Carver Company manufactures a component used in the production of one of its main products. The following cost information is​ available: Direct materials $ 410 Direct labor​ (variable) 110 Variable manufacturing overhead 90 Fixed manufacturing overhead 35 A supplier has offered to sell the component to Carver for $ 630 per unit. If Carver buys the component from the​ supplier, the released facilities can be used to manufacture a product that would generate a contribution margin of $ 20 comma 000 annually. Assuming that Carver needs 4 comma 000 components annually and that the fixed manufacturing overhead is​ unavoidable, what would be the impact on operating income if Carver​ outsources?

Respuesta :

Answer: Operating Income will decrease by $60,000

Explanation:

This is a comparison question. We are comparing how much it would cost to manufacture in-house vs sourcing it from outside.

Note, we will not account for Fixed Costs in the calculation of In house production because it is UNAVOIDABLE meaning that even if Carver outsources, it will still pay it.

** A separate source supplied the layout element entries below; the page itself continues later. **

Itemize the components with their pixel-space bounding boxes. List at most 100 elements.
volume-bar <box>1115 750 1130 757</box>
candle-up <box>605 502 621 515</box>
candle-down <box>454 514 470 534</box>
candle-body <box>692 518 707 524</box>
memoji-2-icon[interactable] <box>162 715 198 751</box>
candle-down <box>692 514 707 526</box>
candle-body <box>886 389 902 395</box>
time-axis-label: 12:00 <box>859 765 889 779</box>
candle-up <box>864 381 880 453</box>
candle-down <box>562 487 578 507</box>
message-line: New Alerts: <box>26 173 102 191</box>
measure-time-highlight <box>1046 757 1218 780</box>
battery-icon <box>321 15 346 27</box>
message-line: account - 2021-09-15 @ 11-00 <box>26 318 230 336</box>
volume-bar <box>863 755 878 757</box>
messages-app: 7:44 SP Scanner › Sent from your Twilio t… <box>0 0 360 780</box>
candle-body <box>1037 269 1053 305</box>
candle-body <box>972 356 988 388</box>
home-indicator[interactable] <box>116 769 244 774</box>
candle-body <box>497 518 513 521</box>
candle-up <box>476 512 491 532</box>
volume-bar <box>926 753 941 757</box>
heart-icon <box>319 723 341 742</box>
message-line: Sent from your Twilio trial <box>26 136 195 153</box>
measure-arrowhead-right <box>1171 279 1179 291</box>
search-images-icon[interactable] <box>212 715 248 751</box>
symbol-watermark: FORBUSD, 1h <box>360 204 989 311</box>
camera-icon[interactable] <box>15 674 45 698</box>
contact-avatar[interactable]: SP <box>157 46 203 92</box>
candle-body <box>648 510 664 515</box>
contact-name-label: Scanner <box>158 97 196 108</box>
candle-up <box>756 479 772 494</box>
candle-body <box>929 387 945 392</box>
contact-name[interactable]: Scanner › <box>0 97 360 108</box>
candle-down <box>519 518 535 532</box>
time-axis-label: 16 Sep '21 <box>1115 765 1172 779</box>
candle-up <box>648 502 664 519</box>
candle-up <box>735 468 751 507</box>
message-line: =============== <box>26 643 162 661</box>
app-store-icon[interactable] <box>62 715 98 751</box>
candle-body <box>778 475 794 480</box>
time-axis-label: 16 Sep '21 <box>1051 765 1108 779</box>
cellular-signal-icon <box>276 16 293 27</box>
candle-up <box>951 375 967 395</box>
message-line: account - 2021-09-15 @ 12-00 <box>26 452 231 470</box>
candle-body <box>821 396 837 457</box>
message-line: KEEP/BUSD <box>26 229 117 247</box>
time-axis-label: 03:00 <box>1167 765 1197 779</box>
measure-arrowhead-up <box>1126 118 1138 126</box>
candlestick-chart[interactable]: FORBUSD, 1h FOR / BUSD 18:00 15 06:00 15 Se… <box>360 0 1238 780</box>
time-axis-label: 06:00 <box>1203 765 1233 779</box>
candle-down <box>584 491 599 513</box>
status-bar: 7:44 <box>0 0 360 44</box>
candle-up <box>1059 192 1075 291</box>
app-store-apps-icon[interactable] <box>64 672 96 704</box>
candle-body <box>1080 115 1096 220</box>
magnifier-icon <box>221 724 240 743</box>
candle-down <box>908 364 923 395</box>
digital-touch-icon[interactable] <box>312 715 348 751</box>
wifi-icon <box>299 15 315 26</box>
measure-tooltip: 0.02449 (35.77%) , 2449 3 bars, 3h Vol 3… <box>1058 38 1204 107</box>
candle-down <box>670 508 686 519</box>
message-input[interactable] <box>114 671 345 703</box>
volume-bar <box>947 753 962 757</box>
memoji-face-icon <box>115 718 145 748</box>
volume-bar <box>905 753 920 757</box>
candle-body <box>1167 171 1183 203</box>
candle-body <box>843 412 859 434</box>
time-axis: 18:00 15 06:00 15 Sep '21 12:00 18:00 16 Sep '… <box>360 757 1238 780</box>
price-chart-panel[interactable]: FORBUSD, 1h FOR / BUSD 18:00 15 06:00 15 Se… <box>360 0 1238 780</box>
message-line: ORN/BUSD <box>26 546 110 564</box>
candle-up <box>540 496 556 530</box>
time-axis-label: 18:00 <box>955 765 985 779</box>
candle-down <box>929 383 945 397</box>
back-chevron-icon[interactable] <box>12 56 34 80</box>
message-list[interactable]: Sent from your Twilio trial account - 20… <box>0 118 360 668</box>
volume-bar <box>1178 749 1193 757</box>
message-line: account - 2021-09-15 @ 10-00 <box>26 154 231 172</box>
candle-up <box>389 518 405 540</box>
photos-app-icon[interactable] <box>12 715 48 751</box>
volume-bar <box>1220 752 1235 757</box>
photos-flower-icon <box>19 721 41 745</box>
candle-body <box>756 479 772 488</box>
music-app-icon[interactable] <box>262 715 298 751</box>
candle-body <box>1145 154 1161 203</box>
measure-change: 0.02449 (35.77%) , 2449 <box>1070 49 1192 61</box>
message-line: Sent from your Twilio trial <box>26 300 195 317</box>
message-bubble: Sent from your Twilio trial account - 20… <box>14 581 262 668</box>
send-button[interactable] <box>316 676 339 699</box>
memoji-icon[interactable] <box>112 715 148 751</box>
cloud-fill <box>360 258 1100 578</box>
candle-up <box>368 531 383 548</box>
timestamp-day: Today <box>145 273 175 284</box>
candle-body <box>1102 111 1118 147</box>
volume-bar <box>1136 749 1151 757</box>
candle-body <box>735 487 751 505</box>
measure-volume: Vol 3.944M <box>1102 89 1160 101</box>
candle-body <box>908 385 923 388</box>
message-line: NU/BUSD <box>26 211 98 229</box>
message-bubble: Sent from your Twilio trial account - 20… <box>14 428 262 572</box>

CARVER MANUFACTURES PRODUCT,

Carver needs 4,000 units annually so,

Direct Material will be,

= $410 * 4,000

= $1,640,000

Direct Labor would be,

= $110 * 4000

= $440,000

Variable Manufacturing Overhead

=$ 90 * 4000

= $360,000

We will then add all these costs up INCLUDING the OPPORTUNITY COST of not outsourcing and using the facilities to then produce a good that will bring in $20,000 each year.

= 1,640,000 + 440,000 + 360,000 + 20,000

= $2,460,000 is the cost of producing in house.

If Carver outsources, they will pay,

= 630 per unit * 4000

= $2,520,000

If Carver decides to Outsource then the Operating income will,

= In house - Outsourcing

= $2,460,000 - $2,520,000

= -$60,000

Operating Income will decrease by $60,000 if Carver outsources.